In the final weeks of 1935, Matisse executed a sequence of eight drawings in pen and India ink on white paper, which he rendered with a line as fine and unerring as that which he employed in his etchings. Known as the nu couché series—each drawing features a female model lying down on textiles spread out on the floor of the artist's studio—this group inaugurated a larger series of studio nudes in various poses that Matisse continued into 1936-1937, including Nu reflété dans la glace, the present drawing. John Elderfield has written: "They are among the finest achievements of his draughtsmanship. Some of the individual sheets are breathtaking in their assurance and audacity, and almost without exception, they realize [the] decorative assimilation of the figure into the decorated unity of the sheet" (The Drawings of Henri Matisse, exh. cat, The Museum of Modern Art, New York, 1985, p. 113).

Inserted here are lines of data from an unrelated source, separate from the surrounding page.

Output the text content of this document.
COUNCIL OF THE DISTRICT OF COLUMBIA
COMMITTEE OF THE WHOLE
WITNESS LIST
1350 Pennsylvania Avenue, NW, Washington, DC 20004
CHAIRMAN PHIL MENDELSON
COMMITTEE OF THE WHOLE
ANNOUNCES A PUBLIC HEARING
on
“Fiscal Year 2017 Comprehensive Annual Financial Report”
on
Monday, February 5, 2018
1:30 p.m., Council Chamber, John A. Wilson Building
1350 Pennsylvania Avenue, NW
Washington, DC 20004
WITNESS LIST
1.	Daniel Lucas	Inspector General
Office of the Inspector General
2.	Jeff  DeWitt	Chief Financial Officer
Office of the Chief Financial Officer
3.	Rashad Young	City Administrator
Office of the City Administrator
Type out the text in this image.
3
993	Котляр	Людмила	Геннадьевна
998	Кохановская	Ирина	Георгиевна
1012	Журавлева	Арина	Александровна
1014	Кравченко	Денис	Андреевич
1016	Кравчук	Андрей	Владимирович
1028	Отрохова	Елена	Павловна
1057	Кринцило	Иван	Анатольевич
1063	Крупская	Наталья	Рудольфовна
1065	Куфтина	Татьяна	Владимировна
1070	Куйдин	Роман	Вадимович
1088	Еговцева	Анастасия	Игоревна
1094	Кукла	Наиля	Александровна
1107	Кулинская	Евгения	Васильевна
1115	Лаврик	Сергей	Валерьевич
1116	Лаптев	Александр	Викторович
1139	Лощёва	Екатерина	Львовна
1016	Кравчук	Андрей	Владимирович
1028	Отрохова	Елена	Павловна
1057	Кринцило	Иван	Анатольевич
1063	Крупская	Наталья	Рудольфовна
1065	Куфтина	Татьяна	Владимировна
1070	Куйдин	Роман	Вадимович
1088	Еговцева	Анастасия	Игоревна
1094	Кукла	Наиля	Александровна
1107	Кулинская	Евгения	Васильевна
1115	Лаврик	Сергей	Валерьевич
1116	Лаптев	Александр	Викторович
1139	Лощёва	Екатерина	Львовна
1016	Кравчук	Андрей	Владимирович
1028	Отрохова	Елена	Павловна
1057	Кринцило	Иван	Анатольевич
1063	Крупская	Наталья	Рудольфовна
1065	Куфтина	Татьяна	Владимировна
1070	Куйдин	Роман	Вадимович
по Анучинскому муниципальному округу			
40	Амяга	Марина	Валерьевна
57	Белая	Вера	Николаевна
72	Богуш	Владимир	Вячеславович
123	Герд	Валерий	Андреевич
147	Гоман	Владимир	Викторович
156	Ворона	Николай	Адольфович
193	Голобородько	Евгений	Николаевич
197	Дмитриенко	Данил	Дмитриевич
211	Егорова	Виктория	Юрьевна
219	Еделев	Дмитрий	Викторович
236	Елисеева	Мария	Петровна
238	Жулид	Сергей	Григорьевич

These ink drawings of nudes, seen in the decorated environment of Matisse's studio in Nice, are absolutely fully-formed and self-contained works of art. They were not, like many artists' drawings, an initial conception or studies for something else, but an end in themselves, a perfectly realized synthesis of subject and mastery of means. Using the device of the mirror in the present drawing, Matisse opens the space and renders two views of his model, creating a drawing within a drawing. Elderfield wrote, "In the great mid-1930s drawing, [line drawing] magically finds affinity with linear Eastern decorations and patterned fabrics, with arabesque ornament and latticework screens. In the Nice period [the 1920s], things of this kind had frequently been represented, and Matisse continued this practice in the 1930s. But now, the drawing itself is a latticework, an all-over patterned fabric. The exotic mood of the earlier drawings disappears. And so does the heavily sensual atmosphere. No longer does Matisse depict the exotic or the sensual. His drawings embody exoticism and sensuality within the purity of their means" (ibid., p. 114).
Matisse realized that he had achieved something quite remarkable and noteworthy. In 1939 the editors of the art journal Le Point persuaded Matisse to make a statement about drawing, just as he had done about painting in 1908. He had titled the earlier text Notes of a Painter. He alluded to it in his new pronouncements, which he called Notes of a Painter on his Drawing. Although he had been making very fine charcoal drawings as well at this time, Matisse considered first and foremost the great line drawings he had done over the past several years. He wrote:
“My line drawing is the purest and most direct translation of my emotion. The simplification of the medium allows that. However, these drawings are more complete than they appear to some people who confuse them with a kind of sketch. They generate light they contain, in addition to the flavor and sensitivity of the line, light and value differences that quite clearly correspond to color. They derive from the fact that the drawings are preceded by studies made in a less rigorous medium than pure line, such as charcoal or stump drawing, which allows me to consider simultaneously the character of the model, her human expression, the quality of surrounding light, the atmosphere and all that can only be expressed in drawing. And it is only then when I feel I am drained by the work, which may go on for several sessions, that my mind is cleared and I have the confidence to give free rein to my pen. Then I distinctly feel that my emotion is expressed by means of plastic writing” (quoted in J. Flam, ed., Matisse on Art, Berkeley, 1995, pp. 130-131).